Le prediche nel Ghetto
ai tempi della peste

image1Calma. Non si tratta delle infauste “prediche coatte” alle quali gli ebrei romani che vivevano nel ghetto erano sottoposti dalla Chiesa. No, si tratta invece delle prediche rabbiniche (derashot) che a causa della peste non si potevano tenere nelle sinagoghe, tutte chiuse. E allora come fare? Come si poteva declamare la derashà settimanale? Ce lo descrive il rabbino e medico di Roma Jacob Zahalon (Roma 1630-Ferrara 1693) nella sua opera medica, scritta in ebraico, Otzar haChayim (Tesoro della vita), pubblicata a Venezia nel 1683. Notevole l’uso di molti termini italiani traslitterati in lettere ebraiche, di natura medica o attinenti alla vita quotidiana, facili da identificare perché scritti in carattere quadrato, grande e in grassetto, che ben risalta sul resto, in piccolo carattere corsivo.
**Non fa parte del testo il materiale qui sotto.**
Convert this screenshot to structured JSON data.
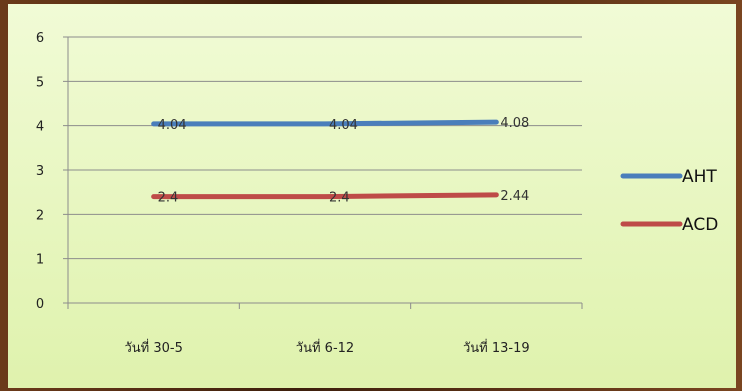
{
  "chart_data": {
    "type": "line",
    "categories": [
      "วันที่ 30-5",
      "วันที่ 6-12",
      "วันที่ 13-19"
    ],
    "series": [
      {
        "name": "AHT",
        "values": [
          4.04,
          4.04,
          4.08
        ],
        "labels": [
          "4.04",
          "4.04",
          "4.08"
        ],
        "color": "#4a7ebb"
      },
      {
        "name": "ACD",
        "values": [
          2.4,
          2.4,
          2.44
        ],
        "labels": [
          "2.4",
          "2.4",
          "2.44"
        ],
        "color": "#be4b48"
      }
    ],
    "y_ticks": [
      "0",
      "1",
      "2",
      "3",
      "4",
      "5",
      "6"
    ],
    "ylim": [
      0,
      6
    ],
    "grid": true,
    "legend_position": "right",
    "colors": {
      "plot_background": "#e9f7c4",
      "gridline": "#8c8c8c"
    }
  }
}
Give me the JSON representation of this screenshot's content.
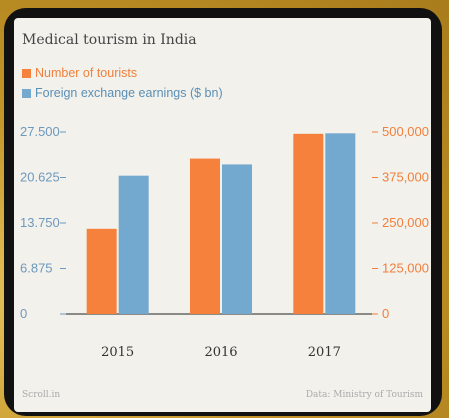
{
  "chart_data": {
    "type": "bar",
    "title": "Medical tourism in India",
    "categories": [
      "2015",
      "2016",
      "2017"
    ],
    "series": [
      {
        "name": "Number of tourists",
        "axis": "right",
        "color": "#f5813d",
        "values": [
          234000,
          427000,
          495000
        ]
      },
      {
        "name": "Foreign exchange earnings ($ bn)",
        "axis": "left",
        "color": "#74a9cf",
        "values": [
          20.9,
          22.6,
          27.3
        ]
      }
    ],
    "y_left": {
      "ylim": [
        0,
        27.5
      ],
      "ticks": [
        "0",
        "6.875",
        "13.750",
        "20.625",
        "27.500"
      ],
      "color": "#6d99bd"
    },
    "y_right": {
      "ylim": [
        0,
        500000
      ],
      "ticks": [
        "0",
        "125,000",
        "250,000",
        "375,000",
        "500,000"
      ],
      "color": "#f0803c"
    },
    "grid": false,
    "legend_placement": "top-left"
  },
  "footer": {
    "source_left": "Scroll.in",
    "source_right": "Data: Ministry of Tourism"
  }
}
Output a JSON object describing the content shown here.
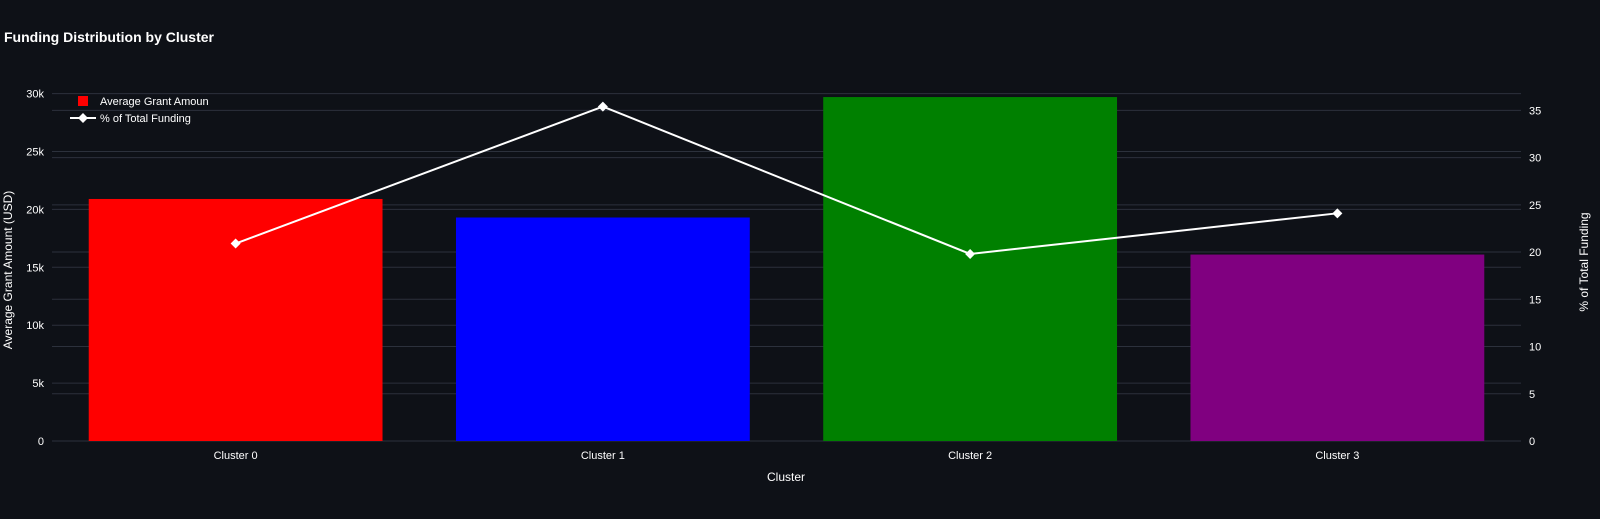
{
  "chart_data": {
    "type": "bar",
    "title": "Funding Distribution by Cluster",
    "xlabel": "Cluster",
    "ylabel": "Average Grant Amount (USD)",
    "y2label": "% of Total Funding",
    "categories": [
      "Cluster 0",
      "Cluster 1",
      "Cluster 2",
      "Cluster 3"
    ],
    "ylim": [
      0,
      31000
    ],
    "y2lim": [
      0,
      38
    ],
    "yticks": [
      0,
      5000,
      10000,
      15000,
      20000,
      25000,
      30000
    ],
    "ytick_labels": [
      "0",
      "5k",
      "10k",
      "15k",
      "20k",
      "25k",
      "30k"
    ],
    "y2ticks": [
      0,
      5,
      10,
      15,
      20,
      25,
      30,
      35
    ],
    "y2tick_labels": [
      "0",
      "5",
      "10",
      "15",
      "20",
      "25",
      "30",
      "35"
    ],
    "grid": true,
    "legend_position": "top-left",
    "series": [
      {
        "name": "Average Grant Amoun",
        "type": "bar",
        "axis": "left",
        "values": [
          20900,
          19300,
          29700,
          16100
        ],
        "colors": [
          "#ff0000",
          "#0000ff",
          "#008000",
          "#800080"
        ]
      },
      {
        "name": "% of Total Funding",
        "type": "line",
        "axis": "right",
        "marker": "diamond",
        "color": "#ffffff",
        "values": [
          20.9,
          35.4,
          19.8,
          24.1
        ]
      }
    ]
  }
}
Fra i tanti argomenti affrontati in quest’opera, rabbi Zahalon dà una dettagliata descrizione di come si svolgeva la cura dei malati nel ghetto di Roma durante la peste del 1656, che si portò via 800 ebrei su circa 4000. Egli stesso era in prima linea, in doppia veste di medico e di rabbino, e quando arriva a descrivere la vita religiosa in quei giorni così racconta:
“E poiché la gente non poteva andare nelle Sinagoghe, pertanto nel sabato parashà Toledot, 2 di kislev 5417 dalla creazione, io Yaaqov Zahalon feci una derashà nella via dei Catalani in un angolo della strada nella casa di David Gattegni, che il Signore lo protegga, dalla finestra di casa sua e la comunità stava in piedi nella strada per sentire la derashà. Un’altra volta feci la derashà nella via Toscani e mi fermai a predicare dalla finestra della casa di Yehudà Gattegni e la gente stava sotto per strada ad ascoltare la predica, e così in altre strade i rabbini predicavano parole di Torà dalla finestra di casa loro perché non era permesso andare tutto il giorno per strada tranne che ai medici, ma in un’ora stabilita tutti avevano il permesso di fare le loro necessità per il loro cibo. Tuttavia di notte nessuno usciva di casa; e c’era chi girava per la città e se trovavano qualcuno lo mettevano in reclusione fissa dentro al ghetto” (traduzione di rav Riccardo Di Segni: nel suo intervento è riportata la traduzione integrale delle diverse pagine dedicate all’epidemia della peste da cui questo frammento è tratto).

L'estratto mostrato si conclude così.